To reduce series resistance associated with the source and drain regions, manufacturers use a process known as "silicidation." Typically, silicidation is accomplished by depositing a refractory metal (e.g. Co, Ti, Ni) onto an exposed surface of source and drain regions in a semiconductor substrate. The atoms of silicon (Si) in the source and drain regions react with the atoms of the refractory metal, forming a silicide layer. The layer of silicide reduces the contact resistance at the silicide source/drain junction by helping break through the residual surface oxide so that good electrical contact can be made.
As MOSFETs are made smaller and smaller, however, the source and drain regions become more shallow and contact resistance associated with the source and drain regions increases. The source/drain contact resistance (i.e. silicide junction resistance) is very critical to transistor performance. High contact resistance degrades the transistor drive current and, thus, also degrades transistor speed and performance.
U.S. Pat. No. 5,258,637, issued Nov. 2, 1993, and U.S. Pat. No. 5,108,954, issued Apr. 28, 1992, both to Sandhu and Anjum, disclose a method of reducing contact resistance at silicide/active area interfaces. Sanhu and Anjum explain that during the elevated temperature anneal to form the silicide, the conductivity enhancing impurity (or dopant) tends to diffuse toward the silicide region. The void of dopants near the silicide increases the contact resistance between the silicide and active areas.
In the process disclosed by Sandhu and Anjum, germanium is implanted through the contact opening and into the active area of the wafer. As such, the germanium restricts diffusion of the conductivity enhancing impurity therethrough during the silicide anneal. While the germanium implant may reduce the contact resistance caused by a void of dopants near the silicide, the Sanhu and Anjum process does not optimize the contact resistance by maximizing the level of dopants proximate to the silicide.
The conventional method of silicidation makes it very difficult to locate the bottom of the silicide layer in the region of peak dopant concentration during transistor fabrication.

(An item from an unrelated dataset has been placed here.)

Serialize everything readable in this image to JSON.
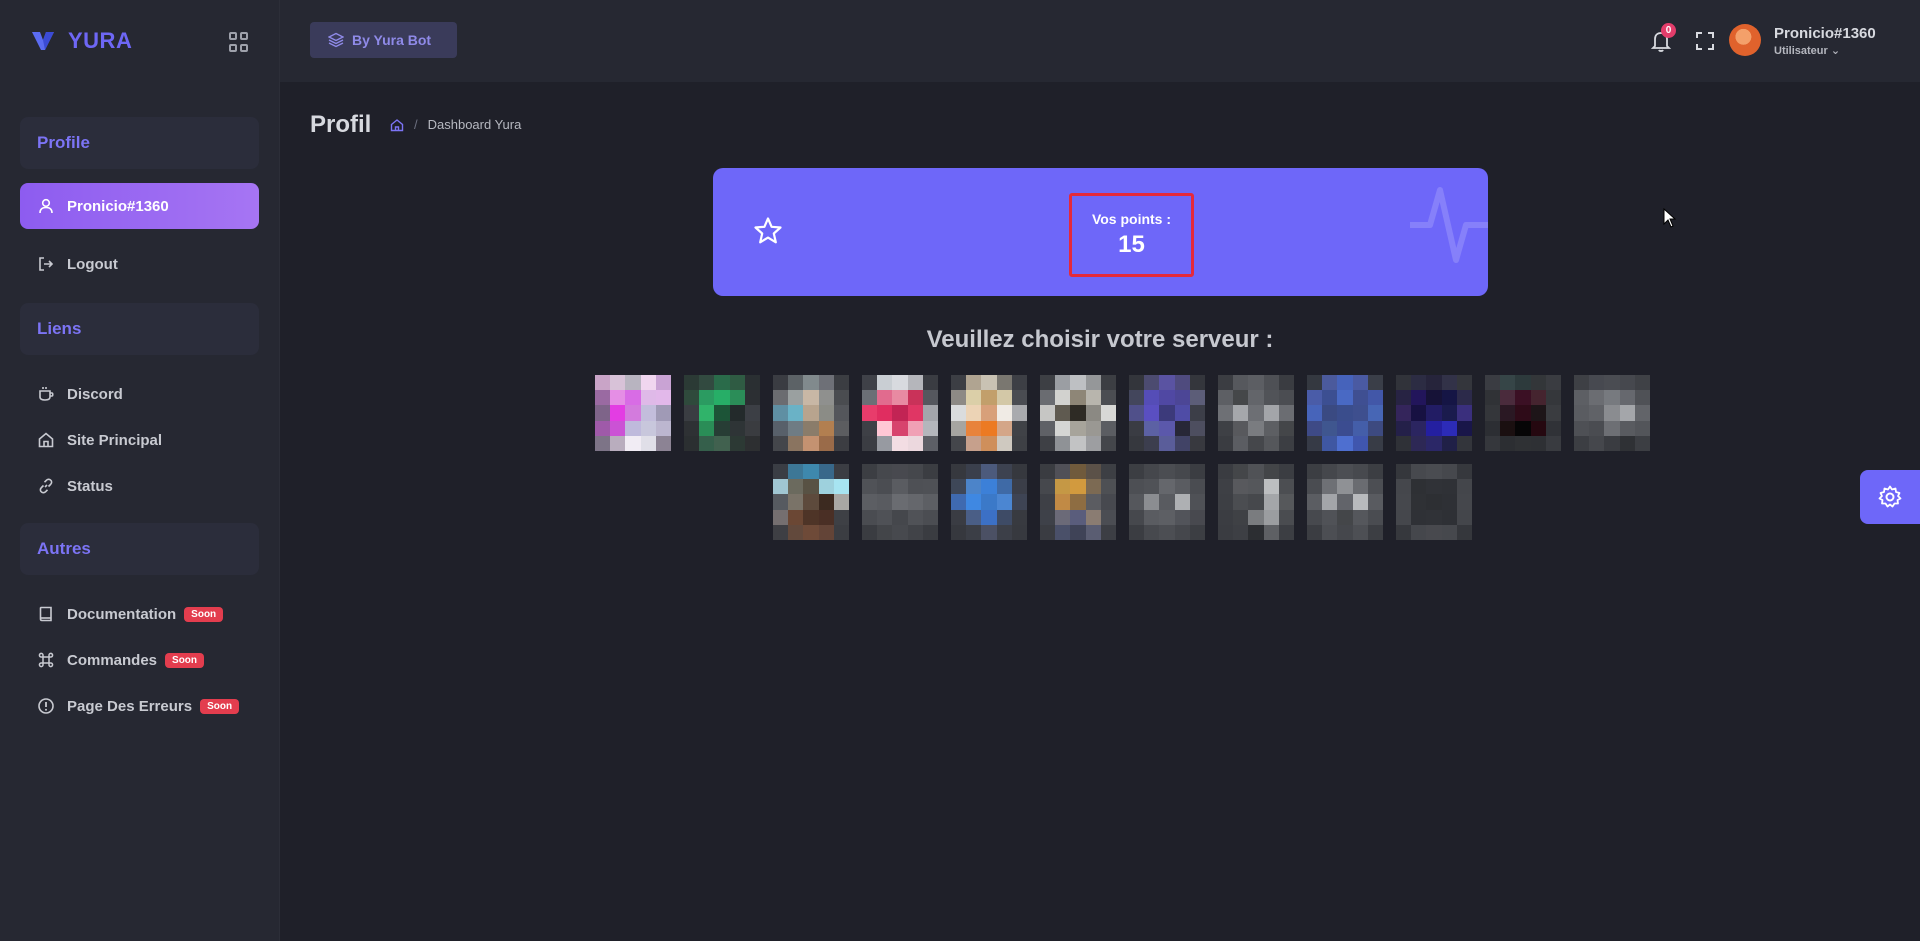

The least contact resistance would be achieved by locating the bottom of the silicide layer in the peak dopant concentration. Physically, though, conventional methods cannot do this. The manufacturing process can be varied by random process variation, making precise placement of the silicide layer difficult. Further, the peak is usually located close to the surface of the silicon semiconductor layer. When silicidation occurs, the silicon is consumed, locating the bottom of the silicide layer deeper than the peak. As the amount of contact resistance resulting from fabrication depends on how close the bottom of the silicide formation is to the peak dopant concentration, the conventional fabrication process results in excessive contact resistance.
Thus, there is a need for a method to optimize MOSFET source/drain contact resistance in the fabrication process. Further, there is a need to reduce the contact resistance without implanting germanium at a precise location in the source/drain regions. Even further, there is a need for fabricating a transistor such that the bottom of the silicide always intersects with a high density of dopant.